To ensure speakers look directly at the lens, influencer Roger Wakefield puts a small Mario figurine on his camera. This simple trick provides a physical target to focus on, preventing the natural tendency to look at oneself on a monitor and creating a more engaging viewer experience.

Related Insights

Your enthusiasm as a storyteller is infectious. Like Steve Jobs marveling at his own products, showing genuine excitement guides your audience on how to react, making them more likely to connect emotionally with your message and vision.

The fear of being on camera often stems from self-consciousness. Sending short, personal "video voicemails" to one person at a time shifts your focus. The act of creating a video for a specific individual forces you to visualize them, humanizing the interaction and replacing fear with a focus on connection.

To prevent guests from adopting a rehearsed, "idealized" persona, the podcast host starts recording as soon as they sit down. By eliminating formal cues like "Are you ready?", the conversation feels natural and unplanned, leading to more honest and unguarded responses that reflect the guest's true personality.

The word "presentation" permits crutches like teleprompters. Viewing a talk as a "performance" acknowledges the audience, demands rigorous preparation, and shifts the goal toward being entertaining and engaging, not just informative.

Viewer attention wanes just a few seconds into a video. To combat this, content creators should strategically insert a 'pattern interrupt'—an unexpected pop-up, a quick call to action, or a visual distraction—around the six-second mark to jolt the viewer and retain their engagement.

Most content is filmed at eye-level. To instantly stand out, radically change the camera's perspective. Filming from the floor, taping the phone to the ceiling, or capturing a subject from a great distance creates a visual pattern interrupt that makes viewers pause and pay attention.

Many professionals avoid video because they dislike watching themselves. Instead of ignoring this discomfort, lean into it. Methodically re-watching your videos is the fastest way to identify and correct awkward delivery quirks, like repetitive blinking or verbal tics. This self-analysis is a critical step to becoming a more polished presenter.

Instead of feeling intimidated by a camera lens or a potential mass audience, creators should visualize one specific person—their ideal client or a former version of themselves.
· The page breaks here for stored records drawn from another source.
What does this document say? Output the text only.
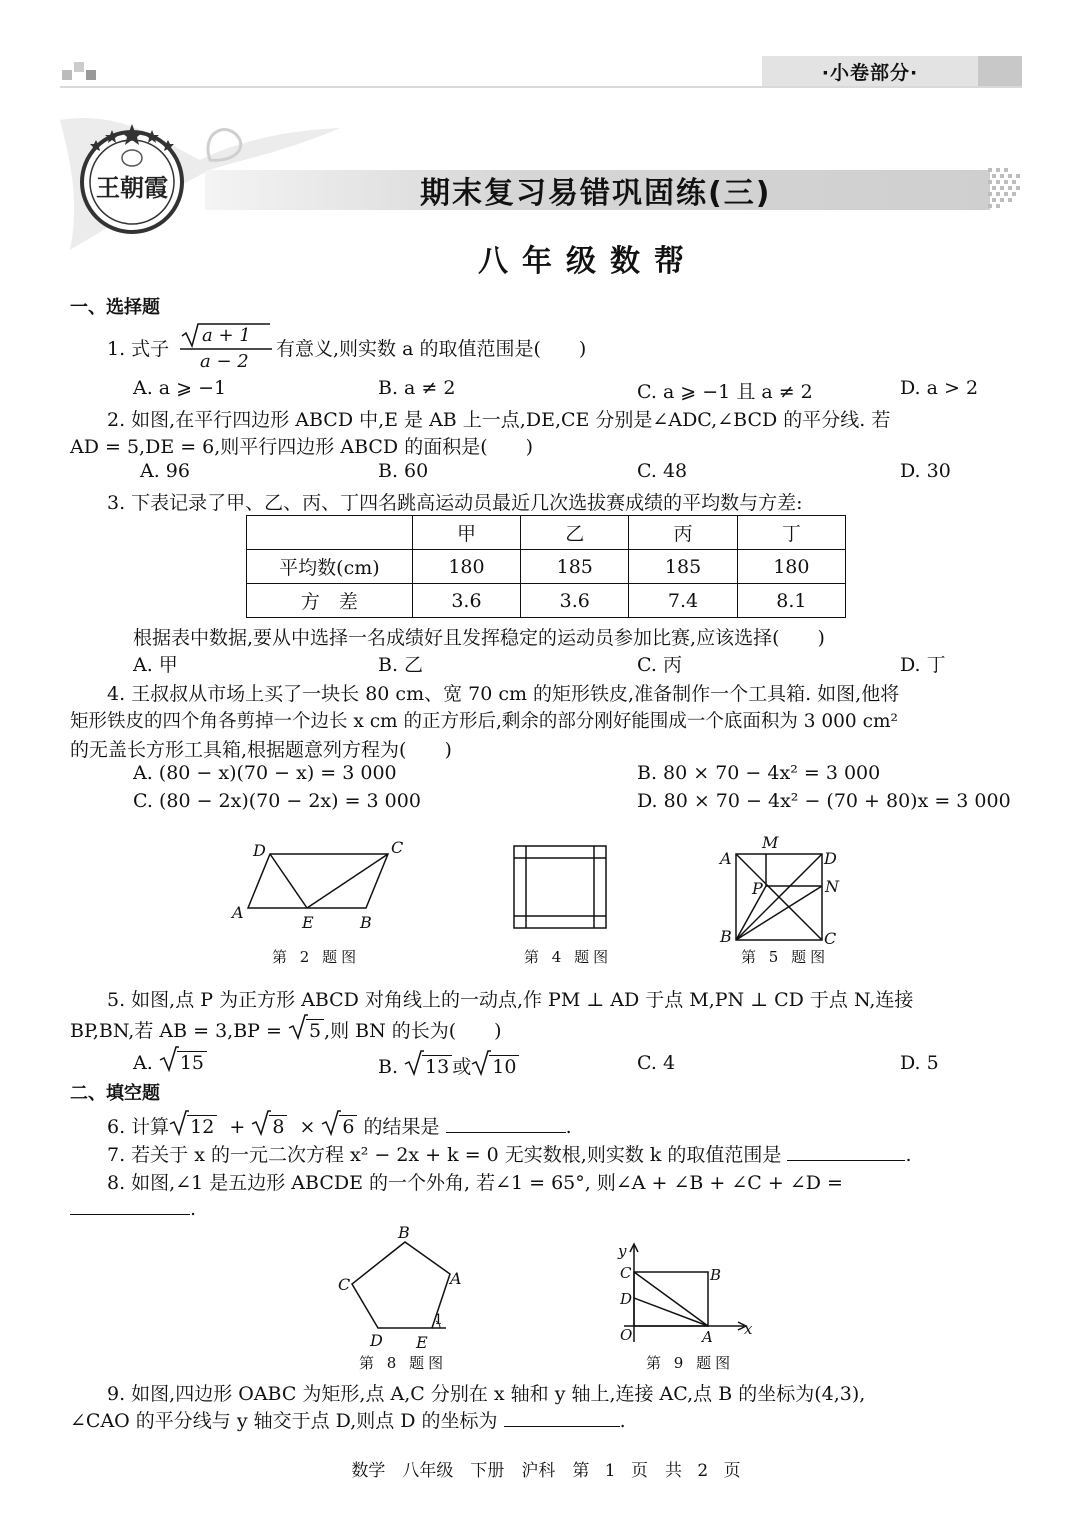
·小卷部分·
王朝霞	期末复习易错巩固练(三)
八年级数帮
一、选择题
1. 式子
a + 1
a − 2
有意义,则实数 a 的取值范围是(　　)
A. a ⩾ −1	B. a ≠ 2	C. a ⩾ −1 且 a ≠ 2	D. a > 2
2. 如图,在平行四边形 ABCD 中,E 是 AB 上一点,DE,CE 分别是∠ADC,∠BCD 的平分线. 若
AD = 5,DE = 6,则平行四边形 ABCD 的面积是(　　)
A. 96	B. 60	C. 48	D. 30
3. 下表记录了甲、乙、丙、丁四名跳高运动员最近几次选拔赛成绩的平均数与方差:
	甲	乙	丙	丁
平均数(cm)	180	185	185	180
方　差	3.6	3.6	7.4	8.1
根据表中数据,要从中选择一名成绩好且发挥稳定的运动员参加比赛,应该选择(　　)
A. 甲	B. 乙	C. 丙	D. 丁
4. 王叔叔从市场上买了一块长 80 cm、宽 70 cm 的矩形铁皮,准备制作一个工具箱. 如图,他将
矩形铁皮的四个角各剪掉一个边长 x cm 的正方形后,剩余的部分刚好能围成一个底面积为 3 000 cm²
的无盖长方形工具箱,根据题意列方程为(　　)
A. (80 − x)(70 − x) = 3 000	B. 80 × 70 − 4x² = 3 000
C. (80 − 2x)(70 − 2x) = 3 000	D. 80 × 70 − 4x² − (70 + 80)x = 3 000
D	C
A
E	B
第 2 题图	第 4 题图
M
A	D
P	N
B	C
第 5 题图
5. 如图,点 P 为正方形 ABCD 对角线上的一动点,作 PM ⊥ AD 于点 M,PN ⊥ CD 于点 N,连接
BP,BN,若 AB = 3,BP =
5 ,则 BN 的长为(　　)
A.
15	B.
13 或 10	C. 4	D. 5
二、填空题
6. 计算 12 + 8 × 6 的结果是	.
7. 若关于 x 的一元二次方程 x² − 2x + k = 0 无实数根,则实数 k 的取值范围是	.
8. 如图,∠1 是五边形 ABCDE 的一个外角, 若∠1 = 65°, 则∠A + ∠B + ∠C + ∠D =
.
B
C	A
D E
1
第 8 题图
y
C	B
D
O	A x
第 9 题图
9. 如图,四边形 OABC 为矩形,点 A,C 分别在 x 轴和 y 轴上,连接 AC,点 B 的坐标为(4,3),
∠CAO 的平分线与 y 轴交于点 D,则点 D 的坐标为	.
数学　八年级　下册　沪科　第 1 页　共 2 页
This transforms the recording process into an intimate conversation, making content more authentic and relatable.

Actively trying to "be more confident" makes you self-conscious and forces you into your own head. Instead, shift your focus outward to connecting with and serving the audience. This external focus naturally projects confidence as a byproduct, without the self-surveillance.

The "authenticity" that makes video performers successful is a constructed performance of understanding an unseen audience while staring into a camera. It's a specific, under-theorized skill of transmission, not a reflection of one's true self, making the term "authentic" a misnomer for a calculated craft.